Ward is discussing a vote — which failed — to add a ballot initiative to the ballot in 2004. Supporters were able to gather enough signatures to put the measure before voters. It was approved.
A federal court in March 2014 ruled the amendment was unconstitutional, but the U.S. 6th Circuit Court of Appeals has since overturned that ruling. The case will be heard this spring at the U.S Supreme Court.
In explaining his change of heart, he noted he was divorced shortly after the vote and was subjected to questions about the disconnect between his support of banning same-sex marriage and the failure of his own marriage.
"It was an inconsistency, an injustice," he told the Lansing State Journal last week. "If you've come to the conclusion that this is something people are born with, and I don't think there's even an argument there, then I don't think you can in the long term be comfortable with this, treating other people this way."

A Felon And Mitt Romney's Niece To Lead MIGOP

Michigan's Grand Old Party elected new leaders this weekend. Ronna Romney McDaniel will lead the party as the new chair, and Darwin Jiles Jr. was selected as the ethnic vice chair.

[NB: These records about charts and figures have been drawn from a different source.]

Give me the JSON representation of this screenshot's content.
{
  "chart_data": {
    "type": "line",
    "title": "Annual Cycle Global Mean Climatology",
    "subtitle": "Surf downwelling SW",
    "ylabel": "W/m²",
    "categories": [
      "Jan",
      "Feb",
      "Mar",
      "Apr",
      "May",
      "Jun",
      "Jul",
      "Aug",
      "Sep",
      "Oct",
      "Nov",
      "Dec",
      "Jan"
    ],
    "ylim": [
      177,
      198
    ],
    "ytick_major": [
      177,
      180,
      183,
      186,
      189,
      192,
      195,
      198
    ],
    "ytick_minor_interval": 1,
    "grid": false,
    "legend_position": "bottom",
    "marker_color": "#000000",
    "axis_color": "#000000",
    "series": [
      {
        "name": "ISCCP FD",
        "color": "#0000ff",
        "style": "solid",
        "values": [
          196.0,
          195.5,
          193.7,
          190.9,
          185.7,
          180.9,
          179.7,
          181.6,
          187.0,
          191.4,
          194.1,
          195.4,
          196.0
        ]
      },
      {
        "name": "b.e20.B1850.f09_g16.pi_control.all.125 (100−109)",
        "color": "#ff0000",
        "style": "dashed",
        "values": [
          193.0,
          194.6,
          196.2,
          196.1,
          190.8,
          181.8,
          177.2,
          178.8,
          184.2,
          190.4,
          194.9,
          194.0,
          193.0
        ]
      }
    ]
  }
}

McDaniel is the niece of former presidential candidate Mitt Romney and was a committee woman from the state of Michigan to the national GOP. She will resign that post as she takes up the reigns of the Michigan party from developer Bobby Schostak. McDaniel won the position on the first ballot this weekend, after a pitched battle in the party between herself and Norm Hughes. Hughes, a tea party favorite, touted his experience from the Reagan campaign and administration in his bid. For her part, McDaniel appears to have bridged some of the gaps between the tea party and establishment, business-oriented GOP. How long that will last is unclear.

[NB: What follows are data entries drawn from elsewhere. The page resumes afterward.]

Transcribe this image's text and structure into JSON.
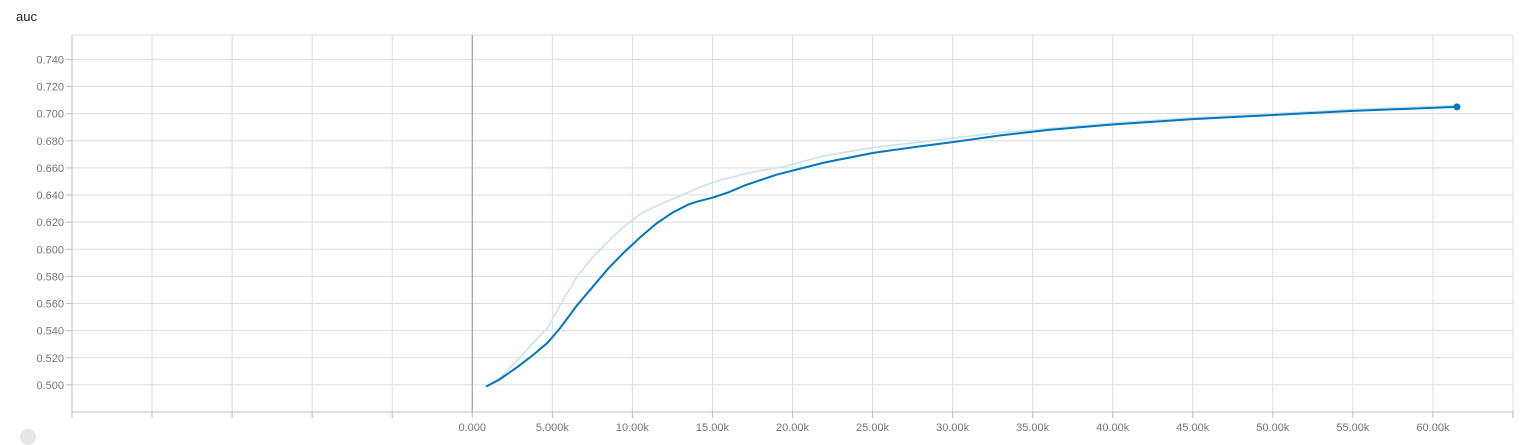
{
  "chart_data": {
    "type": "line",
    "title": "auc",
    "xlabel": "",
    "ylabel": "",
    "xlim": [
      -25000,
      65000
    ],
    "ylim": [
      0.48,
      0.758
    ],
    "grid": true,
    "x_ticks": [
      0,
      5000,
      10000,
      15000,
      20000,
      25000,
      30000,
      35000,
      40000,
      45000,
      50000,
      55000,
      60000
    ],
    "x_tick_labels": [
      "0.000",
      "5.000k",
      "10.00k",
      "15.00k",
      "20.00k",
      "25.00k",
      "30.00k",
      "35.00k",
      "40.00k",
      "45.00k",
      "50.00k",
      "55.00k",
      "60.00k"
    ],
    "y_ticks": [
      0.5,
      0.52,
      0.54,
      0.56,
      0.58,
      0.6,
      0.62,
      0.64,
      0.66,
      0.68,
      0.7,
      0.72,
      0.74
    ],
    "y_tick_labels": [
      "0.500",
      "0.520",
      "0.540",
      "0.560",
      "0.580",
      "0.600",
      "0.620",
      "0.640",
      "0.660",
      "0.680",
      "0.700",
      "0.720",
      "0.740"
    ],
    "series": [
      {
        "role": "raw",
        "color": "#c9e2f1",
        "x": [
          900,
          1700,
          2800,
          3800,
          4700,
          5500,
          6500,
          7500,
          8500,
          9500,
          10500,
          11500,
          12500,
          13500,
          14500,
          15500,
          16500,
          17500,
          18500,
          19500,
          22000,
          25000,
          28000,
          30000,
          33000,
          36000,
          40000,
          45000,
          50000,
          55000,
          61500
        ],
        "y": [
          0.499,
          0.505,
          0.518,
          0.531,
          0.542,
          0.559,
          0.579,
          0.594,
          0.606,
          0.617,
          0.626,
          0.632,
          0.637,
          0.642,
          0.647,
          0.651,
          0.654,
          0.657,
          0.659,
          0.661,
          0.669,
          0.675,
          0.679,
          0.682,
          0.686,
          0.689,
          0.693,
          0.697,
          0.7,
          0.703,
          0.706
        ]
      },
      {
        "role": "smoothed",
        "color": "#0277bd",
        "x": [
          900,
          1700,
          2800,
          3800,
          4700,
          5500,
          6500,
          7500,
          8500,
          9500,
          10500,
          11500,
          12500,
          13500,
          14000,
          15000,
          16000,
          17000,
          18000,
          19000,
          20000,
          22000,
          25000,
          28000,
          30000,
          33000,
          36000,
          40000,
          45000,
          50000,
          55000,
          61500
        ],
        "y": [
          0.499,
          0.504,
          0.513,
          0.522,
          0.531,
          0.542,
          0.558,
          0.572,
          0.586,
          0.598,
          0.609,
          0.619,
          0.627,
          0.633,
          0.635,
          0.638,
          0.642,
          0.647,
          0.651,
          0.655,
          0.658,
          0.664,
          0.671,
          0.676,
          0.679,
          0.684,
          0.688,
          0.692,
          0.696,
          0.699,
          0.702,
          0.705
        ]
      }
    ]
  },
  "colors": {
    "grid": "#dddddd",
    "axis": "#bdbdbd",
    "zero_line": "#9e9e9e",
    "tick_text": "#757575"
  }
}
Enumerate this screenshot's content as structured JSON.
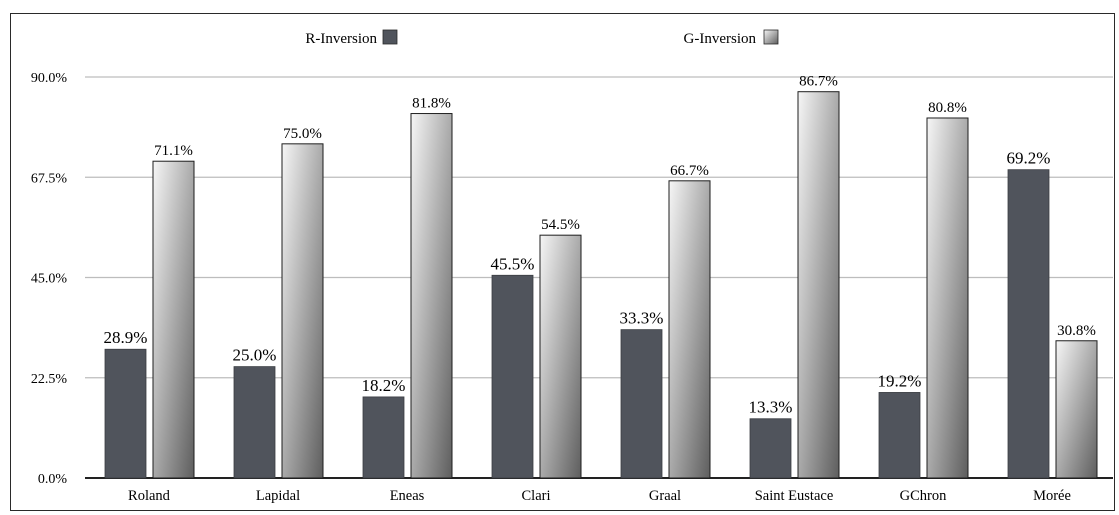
{
  "chart_data": {
    "type": "bar",
    "categories": [
      "Roland",
      "Lapidal",
      "Eneas",
      "Clari",
      "Graal",
      "Saint Eustace",
      "GChron",
      "Morée"
    ],
    "series": [
      {
        "name": "R-Inversion",
        "values": [
          28.9,
          25.0,
          18.2,
          45.5,
          33.3,
          13.3,
          19.2,
          69.2
        ],
        "labels": [
          "28.9%",
          "25.0%",
          "18.2%",
          "45.5%",
          "33.3%",
          "13.3%",
          "19.2%",
          "69.2%"
        ]
      },
      {
        "name": "G-Inversion",
        "values": [
          71.1,
          75.0,
          81.8,
          54.5,
          66.7,
          86.7,
          80.8,
          30.8
        ],
        "labels": [
          "71.1%",
          "75.0%",
          "81.8%",
          "54.5%",
          "66.7%",
          "86.7%",
          "80.8%",
          "30.8%"
        ]
      }
    ],
    "yticks": [
      0,
      22.5,
      45,
      67.5,
      90
    ],
    "ytick_labels": [
      "0.0%",
      "22.5%",
      "45.0%",
      "67.5%",
      "90.0%"
    ],
    "ylim": [
      0,
      90
    ],
    "grid": true,
    "legend_position": "top",
    "colors": {
      "r_fill": "#50545c",
      "g_light": "#f6f6f6",
      "g_dark": "#5e5e5e",
      "grid": "#bdbdbd",
      "axis": "#222222"
    }
  }
}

But shortly after her selection, she extended an olive branch to the tea party side of the GOP family. As Political Hors D'ouevres has been reporting for months, Dave Agema, the erstwhile GOP national committeeman, has been in hot water over anti-gay and racist posts on Facebook. That's led to a host of GOP figures calling for his resignation, including outgoing party boss Schostak and a formal rebuke by the national committee itself. But McDaniel says she'll have no part of that fight.

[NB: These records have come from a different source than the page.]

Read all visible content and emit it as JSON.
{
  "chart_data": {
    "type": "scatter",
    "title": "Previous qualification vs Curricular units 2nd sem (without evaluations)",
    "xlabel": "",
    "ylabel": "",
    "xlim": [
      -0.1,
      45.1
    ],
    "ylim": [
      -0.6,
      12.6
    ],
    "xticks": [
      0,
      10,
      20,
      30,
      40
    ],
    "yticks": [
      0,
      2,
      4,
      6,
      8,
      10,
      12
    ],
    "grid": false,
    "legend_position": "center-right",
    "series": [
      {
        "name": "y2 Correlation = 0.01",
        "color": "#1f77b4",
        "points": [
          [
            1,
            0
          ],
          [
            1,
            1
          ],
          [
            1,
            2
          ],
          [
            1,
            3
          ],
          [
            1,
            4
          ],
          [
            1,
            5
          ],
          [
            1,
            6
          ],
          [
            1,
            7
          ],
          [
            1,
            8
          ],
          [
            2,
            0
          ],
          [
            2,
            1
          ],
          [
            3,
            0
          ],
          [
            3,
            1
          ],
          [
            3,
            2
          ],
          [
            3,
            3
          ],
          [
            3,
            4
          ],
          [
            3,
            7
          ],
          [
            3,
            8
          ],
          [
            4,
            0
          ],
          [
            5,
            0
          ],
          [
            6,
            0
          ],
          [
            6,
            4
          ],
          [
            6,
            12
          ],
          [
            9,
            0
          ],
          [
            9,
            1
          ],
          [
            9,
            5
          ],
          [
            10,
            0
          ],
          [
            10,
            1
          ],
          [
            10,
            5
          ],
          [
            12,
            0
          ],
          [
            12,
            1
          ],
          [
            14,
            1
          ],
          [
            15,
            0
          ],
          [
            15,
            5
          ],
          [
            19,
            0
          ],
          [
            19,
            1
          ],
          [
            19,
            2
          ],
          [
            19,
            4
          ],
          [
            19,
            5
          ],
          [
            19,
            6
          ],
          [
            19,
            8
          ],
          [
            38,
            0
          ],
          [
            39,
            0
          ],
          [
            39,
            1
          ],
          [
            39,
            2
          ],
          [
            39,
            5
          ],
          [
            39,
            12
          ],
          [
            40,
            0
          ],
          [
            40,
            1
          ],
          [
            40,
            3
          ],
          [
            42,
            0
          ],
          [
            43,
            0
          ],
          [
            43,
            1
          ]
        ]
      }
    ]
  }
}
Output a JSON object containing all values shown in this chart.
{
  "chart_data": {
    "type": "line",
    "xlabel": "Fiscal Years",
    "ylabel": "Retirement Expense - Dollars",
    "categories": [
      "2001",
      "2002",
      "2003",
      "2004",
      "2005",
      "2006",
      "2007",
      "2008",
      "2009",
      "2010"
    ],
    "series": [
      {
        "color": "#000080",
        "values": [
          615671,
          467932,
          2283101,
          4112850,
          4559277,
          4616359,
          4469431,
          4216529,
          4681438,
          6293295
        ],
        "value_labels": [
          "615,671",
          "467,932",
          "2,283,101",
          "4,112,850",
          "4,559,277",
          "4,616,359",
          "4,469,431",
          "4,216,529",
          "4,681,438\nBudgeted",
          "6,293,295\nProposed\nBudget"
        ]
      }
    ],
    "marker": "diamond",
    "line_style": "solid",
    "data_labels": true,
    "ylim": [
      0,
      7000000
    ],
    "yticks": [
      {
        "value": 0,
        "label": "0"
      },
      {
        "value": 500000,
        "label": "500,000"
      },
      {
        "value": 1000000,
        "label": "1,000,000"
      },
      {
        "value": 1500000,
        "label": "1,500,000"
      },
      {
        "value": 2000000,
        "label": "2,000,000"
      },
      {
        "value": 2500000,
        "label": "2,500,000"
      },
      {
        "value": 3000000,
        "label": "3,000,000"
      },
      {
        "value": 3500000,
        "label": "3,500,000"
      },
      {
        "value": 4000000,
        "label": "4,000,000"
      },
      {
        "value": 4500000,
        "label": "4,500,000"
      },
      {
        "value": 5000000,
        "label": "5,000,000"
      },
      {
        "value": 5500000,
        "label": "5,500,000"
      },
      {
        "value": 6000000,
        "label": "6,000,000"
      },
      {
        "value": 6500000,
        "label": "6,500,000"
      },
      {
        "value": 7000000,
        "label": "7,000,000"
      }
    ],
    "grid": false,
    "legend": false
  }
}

"Dave and I have had private conversations; I'm going to keep them private," McDaniel told the Detroit Free Press. "There is no mechanism for removal. He's not going to step down, so we're going to move forward."
Meanwhile, Jiles, who was elected to the post of ethnic vice chair with the support of Dave Agema, is coming under scrutiny for his felony convictions. Chad Selweski, formerly of the Macomb Daily and now reporting on his own blog Macombpolitics.blogspot.com, reports Jiles has been convicted of two gun related crimes.
In 2001, Jiles pleaded no contest to a lesser charge of assault with intent to do great bodily harm. He was 15 at the time, and it was part of a plea deal involving the charges: assault with intent to murder, one count of illegally carrying a concealed weapon and one count of using a gun in the commission of a felony. Those charges were out of Flint.
In February 2014, Jiles was once again in front of a court — charged with another gun related crime. This time, in Oakland County Circuit Court, Jiles faced a count of assault with intent to do great bodily harm less than murder. Jiles shot another person in a trailer park after an argument.
Selweski raises some important questions about the February 2014 situation. Federal law prohibits a person convicted of a felony from owning or purchasing a gun or ammunition. How did Jiles purchase and legally license the gun he used to shoot the person in the trailer park?
Also of note from this weekend's GOP convention:
Tom McMillin, the conservative former state representative and former GOP candidate for the 8th Congressional District, has been selected to replace former state Sen. Norm Shinkle as chair of the GOP's 8th Congressional District.